18 April 2007

Government's Drugs Policy Fails

As the government's ten-year drugs strategy draws to an end, the independent UK Drug Policy Commission reports that education schemes have had little impact and any benefits from treatment of addicts have been, at best, limited because so many drug users had relapsed or gone untreated.

Just last month the Royal Society of Arts claimed that UK drug law had been "driven by moral panic" and was "not fit for purpose."  Coming at a time when heroin from Afghanistan is increasingly available at ever lower prices, a radical rethink is clearly necessary.  Given that no other country in Europe faces the same level of problem as we do in this area (our addiction rates are double those found in France, Germany, the Netherlands, and Sweden), surely we can learn from and adopt the best practice of others?  After all, we are clearly not alone in the struggle against drugs and you would have thought that living on an island would have certain advantages as regards the supply side of the problem, if we had proper border controls.

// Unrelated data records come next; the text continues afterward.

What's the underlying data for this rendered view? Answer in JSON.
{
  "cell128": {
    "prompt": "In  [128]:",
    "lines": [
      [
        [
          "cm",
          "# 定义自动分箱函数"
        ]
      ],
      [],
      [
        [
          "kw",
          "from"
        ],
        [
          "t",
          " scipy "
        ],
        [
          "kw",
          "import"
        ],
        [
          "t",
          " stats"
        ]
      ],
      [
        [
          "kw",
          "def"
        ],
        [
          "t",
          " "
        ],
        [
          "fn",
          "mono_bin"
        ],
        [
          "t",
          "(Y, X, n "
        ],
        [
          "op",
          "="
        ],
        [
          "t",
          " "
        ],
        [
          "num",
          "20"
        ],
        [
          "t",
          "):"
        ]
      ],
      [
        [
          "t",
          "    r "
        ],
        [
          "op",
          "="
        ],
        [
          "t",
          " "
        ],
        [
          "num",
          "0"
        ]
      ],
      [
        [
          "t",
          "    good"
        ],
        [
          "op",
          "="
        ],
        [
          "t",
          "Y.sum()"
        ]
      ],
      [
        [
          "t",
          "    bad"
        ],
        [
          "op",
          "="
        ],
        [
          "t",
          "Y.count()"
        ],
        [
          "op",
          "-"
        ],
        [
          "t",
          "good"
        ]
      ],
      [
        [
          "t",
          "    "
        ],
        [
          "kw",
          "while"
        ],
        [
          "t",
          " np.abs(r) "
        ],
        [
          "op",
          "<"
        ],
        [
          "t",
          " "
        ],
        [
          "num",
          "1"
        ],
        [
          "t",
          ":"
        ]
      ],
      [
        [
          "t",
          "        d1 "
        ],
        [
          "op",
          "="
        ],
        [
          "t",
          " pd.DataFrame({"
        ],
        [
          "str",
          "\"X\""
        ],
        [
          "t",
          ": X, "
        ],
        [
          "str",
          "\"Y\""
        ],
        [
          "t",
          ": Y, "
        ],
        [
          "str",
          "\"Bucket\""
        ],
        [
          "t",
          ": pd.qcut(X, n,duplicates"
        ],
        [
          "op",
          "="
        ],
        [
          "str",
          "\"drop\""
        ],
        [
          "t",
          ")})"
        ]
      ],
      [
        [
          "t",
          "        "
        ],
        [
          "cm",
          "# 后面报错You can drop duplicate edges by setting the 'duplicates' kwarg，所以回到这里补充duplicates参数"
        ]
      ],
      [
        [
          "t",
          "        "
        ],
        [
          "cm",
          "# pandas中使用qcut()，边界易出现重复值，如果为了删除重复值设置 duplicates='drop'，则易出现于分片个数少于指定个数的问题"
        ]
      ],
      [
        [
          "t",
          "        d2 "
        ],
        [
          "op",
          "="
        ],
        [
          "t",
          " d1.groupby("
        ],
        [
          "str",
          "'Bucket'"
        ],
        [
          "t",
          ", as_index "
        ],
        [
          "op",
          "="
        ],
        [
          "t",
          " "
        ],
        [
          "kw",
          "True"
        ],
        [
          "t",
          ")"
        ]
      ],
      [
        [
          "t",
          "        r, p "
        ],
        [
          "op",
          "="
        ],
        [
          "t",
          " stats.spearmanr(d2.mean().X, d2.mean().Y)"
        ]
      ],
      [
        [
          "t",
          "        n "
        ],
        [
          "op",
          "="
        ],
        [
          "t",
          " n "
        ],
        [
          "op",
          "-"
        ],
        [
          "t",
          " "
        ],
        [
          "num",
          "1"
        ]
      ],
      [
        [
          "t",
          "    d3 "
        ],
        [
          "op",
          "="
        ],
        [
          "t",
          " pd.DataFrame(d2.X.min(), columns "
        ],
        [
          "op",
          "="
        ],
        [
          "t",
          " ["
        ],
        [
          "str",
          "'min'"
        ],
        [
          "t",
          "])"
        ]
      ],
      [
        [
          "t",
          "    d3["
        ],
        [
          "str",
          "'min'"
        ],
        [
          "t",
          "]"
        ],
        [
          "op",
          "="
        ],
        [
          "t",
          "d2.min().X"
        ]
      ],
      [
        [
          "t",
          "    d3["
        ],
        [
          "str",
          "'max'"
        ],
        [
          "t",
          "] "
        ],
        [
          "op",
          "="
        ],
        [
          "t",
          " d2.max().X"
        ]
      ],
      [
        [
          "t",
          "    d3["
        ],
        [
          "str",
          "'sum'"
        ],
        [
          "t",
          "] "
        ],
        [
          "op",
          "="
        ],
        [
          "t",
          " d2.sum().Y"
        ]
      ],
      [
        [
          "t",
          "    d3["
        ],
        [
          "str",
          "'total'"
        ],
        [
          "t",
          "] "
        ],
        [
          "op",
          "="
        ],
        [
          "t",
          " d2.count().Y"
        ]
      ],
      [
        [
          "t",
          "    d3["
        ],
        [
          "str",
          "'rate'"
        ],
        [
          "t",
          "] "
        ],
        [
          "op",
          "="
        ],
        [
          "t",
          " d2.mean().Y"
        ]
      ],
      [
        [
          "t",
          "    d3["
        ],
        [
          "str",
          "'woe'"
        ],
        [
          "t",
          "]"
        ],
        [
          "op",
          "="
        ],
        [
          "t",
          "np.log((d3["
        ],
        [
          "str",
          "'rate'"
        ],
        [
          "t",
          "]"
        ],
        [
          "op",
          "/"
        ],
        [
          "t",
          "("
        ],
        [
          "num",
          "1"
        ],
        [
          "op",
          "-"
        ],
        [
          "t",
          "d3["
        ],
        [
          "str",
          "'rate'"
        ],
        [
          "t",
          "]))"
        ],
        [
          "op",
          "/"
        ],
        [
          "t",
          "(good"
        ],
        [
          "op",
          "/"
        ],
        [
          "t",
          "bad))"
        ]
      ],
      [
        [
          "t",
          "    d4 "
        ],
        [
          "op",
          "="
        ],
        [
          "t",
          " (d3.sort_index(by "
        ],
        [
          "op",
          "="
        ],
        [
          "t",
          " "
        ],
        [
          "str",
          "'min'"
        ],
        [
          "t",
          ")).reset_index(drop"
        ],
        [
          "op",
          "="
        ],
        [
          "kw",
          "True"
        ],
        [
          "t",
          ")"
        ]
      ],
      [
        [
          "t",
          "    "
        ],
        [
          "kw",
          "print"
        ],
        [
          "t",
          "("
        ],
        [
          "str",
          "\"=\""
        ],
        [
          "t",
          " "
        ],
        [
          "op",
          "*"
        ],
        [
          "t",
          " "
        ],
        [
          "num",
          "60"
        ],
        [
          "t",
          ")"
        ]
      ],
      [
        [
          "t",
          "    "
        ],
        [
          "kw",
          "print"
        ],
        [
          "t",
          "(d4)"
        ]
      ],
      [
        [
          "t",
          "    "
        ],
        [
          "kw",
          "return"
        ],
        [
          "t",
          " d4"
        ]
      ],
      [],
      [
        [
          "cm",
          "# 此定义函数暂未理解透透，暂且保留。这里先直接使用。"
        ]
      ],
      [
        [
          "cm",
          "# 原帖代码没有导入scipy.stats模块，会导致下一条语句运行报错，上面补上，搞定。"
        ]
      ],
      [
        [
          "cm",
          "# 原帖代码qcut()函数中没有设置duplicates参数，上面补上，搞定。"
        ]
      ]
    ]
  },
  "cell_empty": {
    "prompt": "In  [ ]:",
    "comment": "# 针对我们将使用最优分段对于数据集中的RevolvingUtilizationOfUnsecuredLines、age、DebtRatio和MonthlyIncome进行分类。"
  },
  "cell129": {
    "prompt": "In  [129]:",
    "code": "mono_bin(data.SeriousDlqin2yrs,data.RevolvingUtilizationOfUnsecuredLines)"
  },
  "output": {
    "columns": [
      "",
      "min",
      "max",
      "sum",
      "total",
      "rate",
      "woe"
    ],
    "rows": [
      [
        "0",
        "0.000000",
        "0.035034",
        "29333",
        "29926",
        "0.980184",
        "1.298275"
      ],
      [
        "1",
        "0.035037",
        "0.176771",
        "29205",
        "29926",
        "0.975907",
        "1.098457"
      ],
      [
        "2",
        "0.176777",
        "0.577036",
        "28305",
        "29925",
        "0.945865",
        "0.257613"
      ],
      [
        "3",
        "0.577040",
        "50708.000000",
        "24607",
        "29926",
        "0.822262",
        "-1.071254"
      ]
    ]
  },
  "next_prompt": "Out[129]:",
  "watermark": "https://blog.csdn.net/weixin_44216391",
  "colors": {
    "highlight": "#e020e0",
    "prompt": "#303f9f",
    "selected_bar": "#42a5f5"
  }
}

Does anyone have knowledge or experience of what works or helps elsewhere that you could share with us?

2 comments:

Anonymous said...

I agree with Martin Samuel in yesterday's Times. We do not have a drug problem: "We have a poverty problem; an education problem; an intelligence problem; a homelessness problem; a refugee community problem; an opportunity problem. We have a lousy life problem. This is then exacerbated by drug use. Drugs as an escape; drugs as an alternative." Drugs are a symptom, not the problem itself. Treating the symptom never helped anyone to get well.

Anonymous said...

Most under-18s with a drugs problem use alcohol, cannabis, cocaine, or ecstasy, NOT heroin - more than 90% drink alcohol, around 50% have used cannabis, 10% ecstasy and 7% cocaine, but less than 1% have tried heroin or other opiates. So the Government's emphasis on treating heroin users completely misses the mark. We need to develop an approach that tackles all substances, not just the one. I also believe the introduction of an index of harms would help.